Researchers in China and the US provide details on the "Pan-cancer methylation quantitative trait loci" (Pancan-meQTL) database, which currently includes information on the ways that genetic variants affect methylation in more than 7,200 tumors from 23 cancer types profiled for the Cancer Genome Atlas project. When the team brought together genotypes and DNA methylation profiles for the TCGA tumors, it uncovered more than 8 million apparent QTLs influencing nearby methylation marks and almost 965,050 meQTLs acting in trans. At least some of the meQTLs show potential ties to cancer outcomes or overlap with variants found in genome-wide association studies, the authors say, calling Pancan-meQTL "a valuable resource for investigating the roles of genetics and epigenetics in cancer."
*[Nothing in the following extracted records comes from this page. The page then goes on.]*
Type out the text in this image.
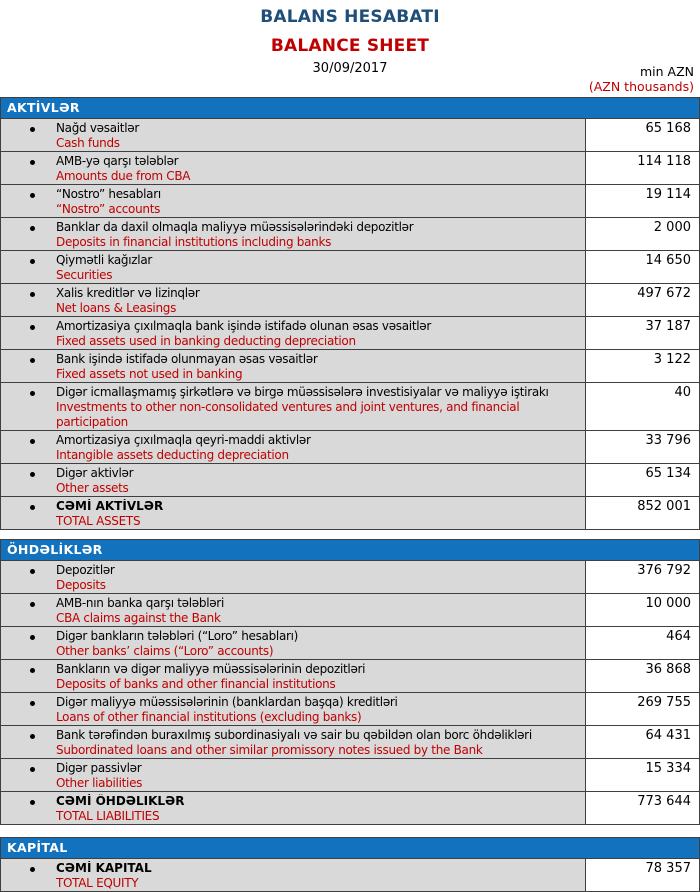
BALANS HESABATI
BALANCE SHEET
30/09/2017	min AZN
(AZN thousands)
AKTİVLƏR
Nağd vəsaitlər
Cash funds
65 168
AMB-yə qarşı tələblər
Amounts due from CBA
114 118
“Nostro” hesabları
“Nostro” accounts
19 114
Banklar da daxil olmaqla maliyyə müəssisələrindəki depozitlər
Deposits in financial institutions including banks
2 000
Qiymətli kağızlar
Securities
14 650
Xalis kreditlər və lizinqlər
Net loans & Leasings
497 672
Amortizasiya çıxılmaqla bank işində istifadə olunan əsas vəsaitlər
Fixed assets used in banking deducting depreciation
37 187
Bank işində istifadə olunmayan əsas vəsaitlər
Fixed assets not used in banking
3 122
Digər icmallaşmamış şirkətlərə və birgə müəssisələrə investisiyalar və maliyyə iştirakı
Investments to other non-consolidated ventures and joint ventures, and financial participation
40
Amortizasiya çıxılmaqla qeyri-maddi aktivlər
Intangible assets deducting depreciation
33 796
Digər aktivlər
Other assets
65 134
CƏMİ AKTİVLƏR
TOTAL ASSETS
852 001
ÖHDƏLİKLƏR
Depozitlər
Deposits
376 792
AMB-nın banka qarşı tələbləri
CBA claims against the Bank
10 000
Digər bankların tələbləri (“Loro” hesabları)
Other banks’ claims (“Loro” accounts)
464
Bankların və digər maliyyə müəssisələrinin depozitləri
Deposits of banks and other financial institutions
36 868
Digər maliyyə müəssisələrinin (banklardan başqa) kreditləri
Loans of other financial institutions (excluding banks)
269 755
Bank tərəfindən buraxılmış subordinasiyalı və sair bu qəbildən olan borc öhdəlikləri
Subordinated loans and other similar promissory notes issued by the Bank
64 431
Digər passivlər
Other liabilities
15 334
CƏMİ ÖHDƏLIKLƏR
TOTAL LIABILITIES
773 644
KAPİTAL
CƏMİ KAPITAL
TOTAL EQUITY
78 357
A Czech Republic-led team introduces a database for compiling sequences and other information on ancient mitochondrial genomes. The current version of the database, known as AmtDB, currently contains sequences, geographical origins, radiocarbon dated-aging, and other meta-data for more than 1,100 ancient mitochondrial DNA samples going back to the Paleolithic Period, including almost 900 full mitochondrial genomes. The researchers say that the resource offers a "consistent way of mapping the published [ancient DNA] samples from different sources," in conjunction with available meta-data that "itself can be easily used in ancient genomic, archeological, or anthropological studies."
Finally, researchers from the University of Cambridge, Pfizer Worldwide Research and Development, and Weill Cornell Medicine-Qatar describe a computational strategy for finding promising causal genes from risk variants falling at quantitative trait loci. The researchers applied "Prioritization of candidate causal gene(s) at molecular QTLs," or ProGeM, to a set of known metabolite QTLs and to cis-QTLs suspected of influencing blood plasma protein levels based on data for 3,301 healthy individuals. The ProGeM approach compared favorably with expert curation, the authors report, noting that their results "suggest that many of the same bottom-up criteria can be used to effectively prioritize the most likely true positive causal genes for both mQTLs and pQTLs, and that ProGeM may be applicable to other molecular QTL datasets beyond those tested here."